Dopo il volume dello scorso anno dedicato ai Led Zeppelin, Il castello traduce in italiano, grazie a Riccardo Vianello, un altro bel saggio di Martin Popoff, critico canadese solitamente dedito al metal, che sceglie una formula vincente per evitare di scrivere il solito libro sugli album dei Pink Floyd, stavolta oggetto della sua indagine. E cioè, per ogni album preso in esame, Popoff convoca illustri esperti, che discutono fra loro rispondendo alle sue sollecitazioni. La formula talk show messo per iscritto funziona bene, anche perché, oltre ad alcuni addetti ai lavori meno noti al grande pubblico, musicisti di primo piano, che arricchiscono l’analisi con punti di vista inconsueti. Così Dennis Dunaway, bassista degli Alice Cooper dal 1962 al 1975, arricchisce la disamina di THE PIPER AT THE GATES OF DAWN e A SAUCERFUL OF SECRETS con vere chicche. Nel tour del 1968, gli Alice Cooper ospitarono infatti nella loro casa di Santa Monica i Floyd e Dunaway toccò con mano l’alienazione da LSD di Barrett, dallo sguardo fisso, come ipnotizzato, in cucina, totalmente estraniato da tutti. Ricorda la preoccupazione di tutti i Floyd, roadies compresi, per la salute mentale del fondatore; la diversità tra la cordiale chiusura inglese e l’estroversione americana; l’influenza di Astronomy domine su Levity Ball degli Alice (da PRETTIES FOR YOU, 1969); le consonanze tra Jugband Blues e lo stato mentale di Barrett. Steve Hackett, leggendario chitarrista dei Genesis, interviene a proposito di THE DARK SIDE OF THE MOON e THE WALL.

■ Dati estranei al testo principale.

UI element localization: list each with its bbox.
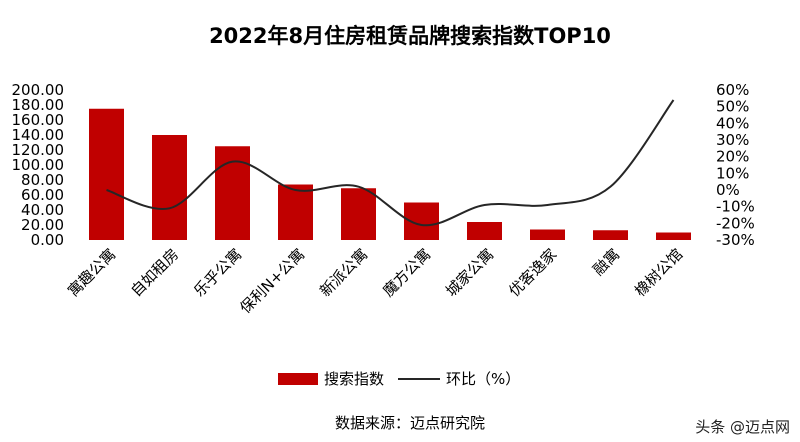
right-y-axis: -30%-20%-10%0%10%20%30%40%50%60% xyxy=(716,81,755,249)
category-label: 橡树公馆 xyxy=(631,245,686,300)
bar xyxy=(656,232,691,240)
left-y-tick-label: 20.00 xyxy=(21,216,64,234)
bar xyxy=(278,184,313,240)
left-y-tick-label: 100.00 xyxy=(12,156,65,174)
category-label: 融寓 xyxy=(589,245,623,279)
left-y-tick-label: 160.00 xyxy=(12,111,65,129)
line-path xyxy=(106,99,675,227)
left-y-tick-label: 200.00 xyxy=(12,81,65,99)
chart-title: 2022年8月住房租赁品牌搜索指数TOP10 xyxy=(209,24,611,48)
category-label: 自如租房 xyxy=(127,245,182,300)
category-label: 乐乎公寓 xyxy=(190,245,245,300)
right-y-tick-label: 10% xyxy=(716,164,749,182)
left-y-tick-label: 180.00 xyxy=(12,96,65,114)
category-label: 优客逸家 xyxy=(505,245,560,300)
right-y-tick-label: 20% xyxy=(716,148,749,166)
legend-bar-swatch xyxy=(278,373,318,385)
bar xyxy=(467,222,502,240)
right-y-tick-label: 40% xyxy=(716,114,749,132)
bar-series xyxy=(89,108,691,240)
bar xyxy=(593,230,628,240)
right-y-tick-label: 50% xyxy=(716,98,749,116)
left-y-tick-label: 80.00 xyxy=(21,171,64,189)
right-y-tick-label: 60% xyxy=(716,81,749,99)
category-label: 寓趣公寓 xyxy=(64,245,119,300)
right-y-tick-label: -10% xyxy=(716,198,755,216)
left-y-tick-label: 0.00 xyxy=(31,231,64,249)
right-y-tick-label: -30% xyxy=(716,231,755,249)
bar xyxy=(89,108,124,240)
bar xyxy=(530,229,565,240)
left-y-tick-label: 140.00 xyxy=(12,126,65,144)
left-y-tick-label: 60.00 xyxy=(21,186,64,204)
bar xyxy=(341,188,376,240)
source-note: 数据来源：迈点研究院 xyxy=(335,414,485,432)
category-label: 新派公寓 xyxy=(316,245,371,300)
right-y-tick-label: -20% xyxy=(716,214,755,232)
category-label: 魔方公寓 xyxy=(379,245,434,300)
legend: 搜索指数 环比（%） xyxy=(278,370,520,388)
right-y-tick-label: 0% xyxy=(716,181,740,199)
legend-bar-label: 搜索指数 xyxy=(324,370,384,388)
line-series xyxy=(106,99,675,227)
category-label: 城家公寓 xyxy=(442,245,497,300)
bar xyxy=(152,135,187,240)
left-y-tick-label: 120.00 xyxy=(12,141,65,159)
legend-line-label: 环比（%） xyxy=(446,370,520,388)
right-y-tick-label: 30% xyxy=(716,131,749,149)
watermark: 头条 @迈点网 xyxy=(695,418,790,436)
left-y-axis: 0.0020.0040.0060.0080.00100.00120.00140.… xyxy=(12,81,65,249)
category-label: 保利N+公寓 xyxy=(236,245,308,317)
left-y-tick-label: 40.00 xyxy=(21,201,64,219)
bar xyxy=(215,146,250,240)
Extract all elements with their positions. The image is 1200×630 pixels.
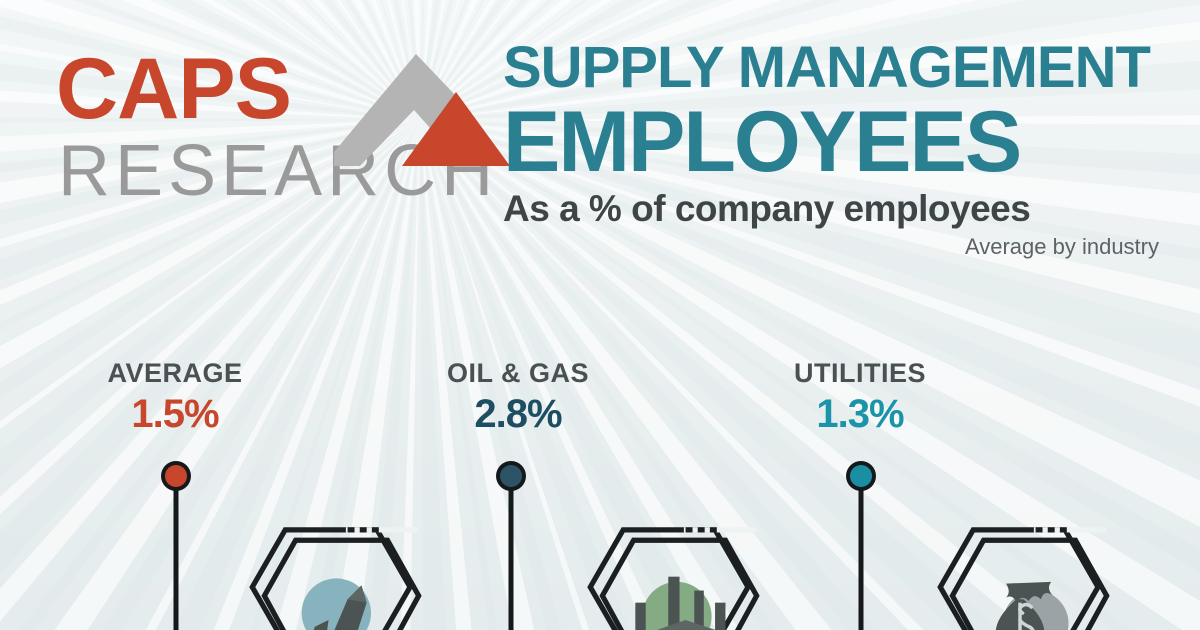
brand-logo: CAPS RESEARCH bbox=[56, 41, 510, 222]
hex-badge-average bbox=[232, 516, 432, 630]
page-note: Average by industry bbox=[964, 234, 1159, 259]
pin-marker-icon bbox=[160, 458, 192, 630]
hex-badge-oil-gas bbox=[570, 516, 770, 630]
stat-column-utilities: UTILITIES 1.3% bbox=[710, 358, 1010, 437]
stat-label: UTILITIES bbox=[794, 358, 926, 388]
hexagon-frame-inner bbox=[261, 537, 422, 630]
mountain-peak-icon bbox=[334, 54, 510, 166]
rocket-icon bbox=[301, 578, 371, 630]
stat-value: 2.8% bbox=[474, 392, 562, 436]
stat-label: AVERAGE bbox=[107, 358, 243, 388]
stat-value: 1.5% bbox=[131, 392, 219, 436]
logo-text-caps: CAPS bbox=[56, 41, 292, 137]
stat-label: OIL & GAS bbox=[446, 358, 590, 388]
refinery-icon bbox=[635, 576, 726, 630]
hex-badge-utilities bbox=[920, 516, 1120, 630]
stat-column-oil-gas: OIL & GAS 2.8% bbox=[368, 358, 668, 437]
pin-marker-icon bbox=[495, 458, 527, 630]
page-title-line1: SUPPLY MANAGEMENT bbox=[503, 35, 1151, 100]
stat-value: 1.3% bbox=[816, 392, 904, 436]
header-block: SUPPLY MANAGEMENT EMPLOYEES As a % of co… bbox=[503, 38, 1163, 260]
page-subtitle: As a % of company employees bbox=[503, 188, 1031, 229]
page-title-line2: EMPLOYEES bbox=[503, 94, 1022, 190]
pin-marker-icon bbox=[845, 458, 877, 630]
money-bag-icon bbox=[995, 581, 1069, 630]
stat-column-average: AVERAGE 1.5% bbox=[25, 358, 325, 437]
hexagon-frame-inner bbox=[949, 537, 1110, 630]
hexagon-frame-inner bbox=[599, 537, 760, 630]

Hackett riflette su quanto la dura formazione scolastica inglese abbia messo a dura prova sia i membri dei Floyd che quelli dei Genesis: viene creata “gente di grande successo, ma anche gente fortemente menomata. E forse Syd era un po’ tutte e due le cose”. Per cui il tema “comune a quasi tutti i brani successivi al periodo Barrett” sarebbe “non tanto quello dell’unità, ma delle divisioni, di tutto ciò che separa le persone”. Paragona il modo di suonare di Gilmour a quello di Clapton. Steve Rothery, chitarrista originale dei Marillion, commentando WISH YOU WERE HERE e ANIMALS, riflette sulla pressione dell’industria sulla band e sul punto di forza dei Floyd, ovvero l’essere una squadra, non legati all’immagine di un singolo leader. Focalizza l’eccezionalità di Gilmour nell’uso di bending, vibrato e scelta delle note. Nick Beggs, bassista fondatore dei new romantics Kajagoogoo, ma poi al fianco di colossi del prog come Steve Hackett, Steve Howe, Rick Wakeman e Steven Wilson, dice la sua su ANIMALS, THE WALL e THE FINAL CUT. Paragona il primo, con i suoi durissimi testi di critica politica e sociale, alla rabbia iconoclasta del punk. Il solo punto debole starebbe nel suo rappresentare l’inizio della fine dell’unità della band.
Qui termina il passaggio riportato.